Every United Nations Member State has committed to achieving UHC by 2030 as part of the Sustainable Development Goals, but not all have started taking the steps necessary to make health care services accessible and affordable within the next 12 years.
Perhaps the greatest obstacle on the path to establishing UHC is a lack of political will — but where there’s a will, there’s a way.
Since 2000, dozens of countries, including Canada, Saudi Arabia, Rwanda, Cuba, Indonesia, and Kenya, have begun to implement reforms to establish UHC. The reform initiatives of countries like Rwanda and Indonesia are proof that countries don’t have to be wealthy to provide affordable health care coverage.
In addition to overcoming a lack of political will, there are several other major barriers that countries hoping to achieve UHC by 2030 must tackle. These include a lack of trained health care workers, vaccines, medication, equipment, and infrastructure.
In some countries, a lack of infrastructure means that people are forced to travel long distances, which can be costly and, at times, dangerous to reach health care services and facilities. This not only means individuals may be discouraged from getting preventative treatment like vaccines, but also means they will wait until their lives hang in the balance to seek medical attention. A lack of vaccines and medication means that even when they are willing and able to seek care, treatment may not be available or affordable, or there may not be skilled workers to provide care.

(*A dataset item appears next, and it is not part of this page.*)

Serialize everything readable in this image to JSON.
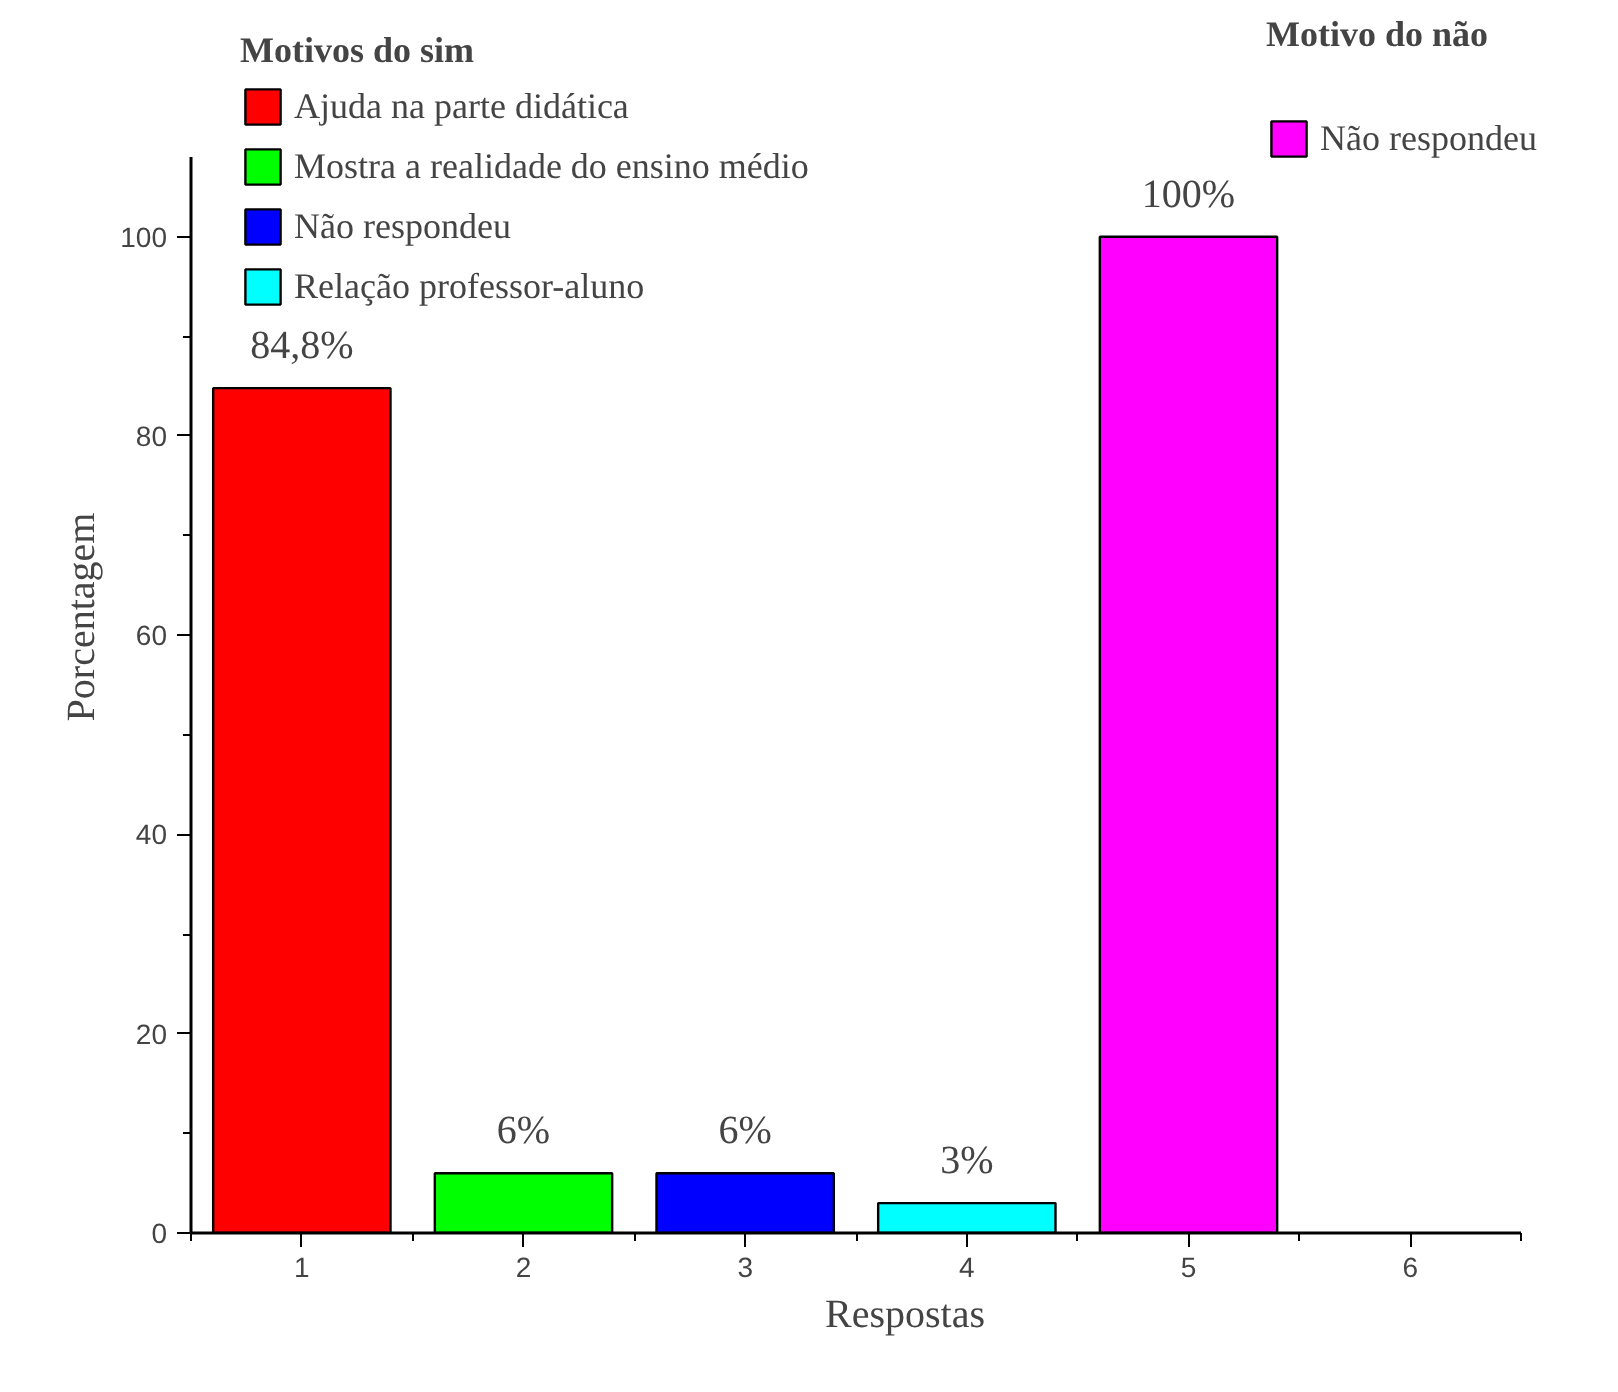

In the past 16 years, Rwanda, nicknamed “the land of a thousand hills,” has managed to provide health care coverage to about 90% of its population, despite its low-income economy. It managed to do so by passing policies that direct the use of tax revenue and foreign aid to cover health care costs and asking its citizens to pay voluntary premiums scaled by income, the New York Times reported.

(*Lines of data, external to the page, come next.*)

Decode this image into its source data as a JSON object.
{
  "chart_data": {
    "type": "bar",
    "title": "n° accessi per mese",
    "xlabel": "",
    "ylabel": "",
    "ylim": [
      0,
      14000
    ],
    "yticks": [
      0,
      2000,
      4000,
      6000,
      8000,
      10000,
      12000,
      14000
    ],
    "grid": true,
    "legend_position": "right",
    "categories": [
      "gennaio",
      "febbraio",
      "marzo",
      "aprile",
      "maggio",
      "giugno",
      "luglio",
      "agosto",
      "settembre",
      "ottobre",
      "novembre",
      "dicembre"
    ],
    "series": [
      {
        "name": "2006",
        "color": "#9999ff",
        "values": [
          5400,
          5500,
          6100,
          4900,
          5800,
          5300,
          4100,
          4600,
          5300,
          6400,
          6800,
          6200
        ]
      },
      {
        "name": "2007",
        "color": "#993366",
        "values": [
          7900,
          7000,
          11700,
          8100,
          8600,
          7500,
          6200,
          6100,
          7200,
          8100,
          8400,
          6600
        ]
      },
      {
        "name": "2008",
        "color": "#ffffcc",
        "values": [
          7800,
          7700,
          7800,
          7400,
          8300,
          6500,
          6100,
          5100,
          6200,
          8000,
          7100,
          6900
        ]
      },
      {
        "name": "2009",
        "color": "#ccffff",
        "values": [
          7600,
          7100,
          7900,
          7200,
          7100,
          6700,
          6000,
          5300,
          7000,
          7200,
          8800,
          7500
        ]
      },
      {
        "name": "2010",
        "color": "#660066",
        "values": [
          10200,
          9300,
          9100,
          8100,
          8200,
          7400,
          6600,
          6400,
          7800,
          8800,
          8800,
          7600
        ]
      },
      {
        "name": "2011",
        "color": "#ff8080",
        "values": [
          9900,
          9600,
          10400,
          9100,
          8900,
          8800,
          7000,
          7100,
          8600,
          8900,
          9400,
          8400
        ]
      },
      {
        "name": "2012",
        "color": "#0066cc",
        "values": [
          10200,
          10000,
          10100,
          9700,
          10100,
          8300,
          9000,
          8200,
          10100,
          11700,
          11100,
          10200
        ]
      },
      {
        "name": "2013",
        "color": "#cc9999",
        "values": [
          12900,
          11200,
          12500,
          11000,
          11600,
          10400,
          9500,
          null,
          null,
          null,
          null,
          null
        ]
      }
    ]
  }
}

But addressing the lack of skilled health care workers requires a different kind of approach.
About 830 women around the world die every day from pregnancy and childbirth complications, largely due to a lack of skilled health care workers and midwives, particularly in developing countries. In many countries, there simply aren’t enough young people pursuing careers in health to build the next generation of workers.
Those who do hope to enter the field may find it difficult to get proper training because resources and opportunities tend to be concentrated in certain areas. The industry’s low wages and long hours may deter others from entering the field or motivate them to move to areas with potential for higher pay and away from the frontlines, causing a shortage of health care workers who serve a critical function on the ground.
Frontline workers are key to reducing infant mortality rates, treating preventable diseases, and working on the ground during current and future pandemics worldwide. Without them, it will be difficult for countries to achieve UHC.
The WHO estimates that without targeted efforts to inspire and train the next generation of health care workers, there will be a global shortage of 18 million health professionals by 2030. And though the shortage will be felt worldwide, Asia and sub-Saharan Africa are predicted to be the hardest hit.
That’s why Johnson & Johnson supports people on the frontlines of delivering care.
The health care company has worked to provide education and training accessible to health professionals, including programs that target young health workers. From 2010 to 2015, Johnson & Johnson supported programs for more than 410,000 providers and over 78,000 health care workers in 2016 alone. Through its work with the Chinese government and other partners, Johnson & Johnson has helped more than 250,000 health care workers improve their skills to save the lives of over 150,000 babies during the 10 year partnership.
But establishing UHC can’t just focus on building infrastructure and training professionals, and the burden can’t fall solely on governments or the private sector.
In order to achieve UHC by 2030, a holistic approach involving multiple stakeholders is needed.
While governments can, and should, play a leading role in the global UHC movement, to make the dream of UHC for all a reality, governments, non-profits, and businesses must work together to create and invest in robust health systems.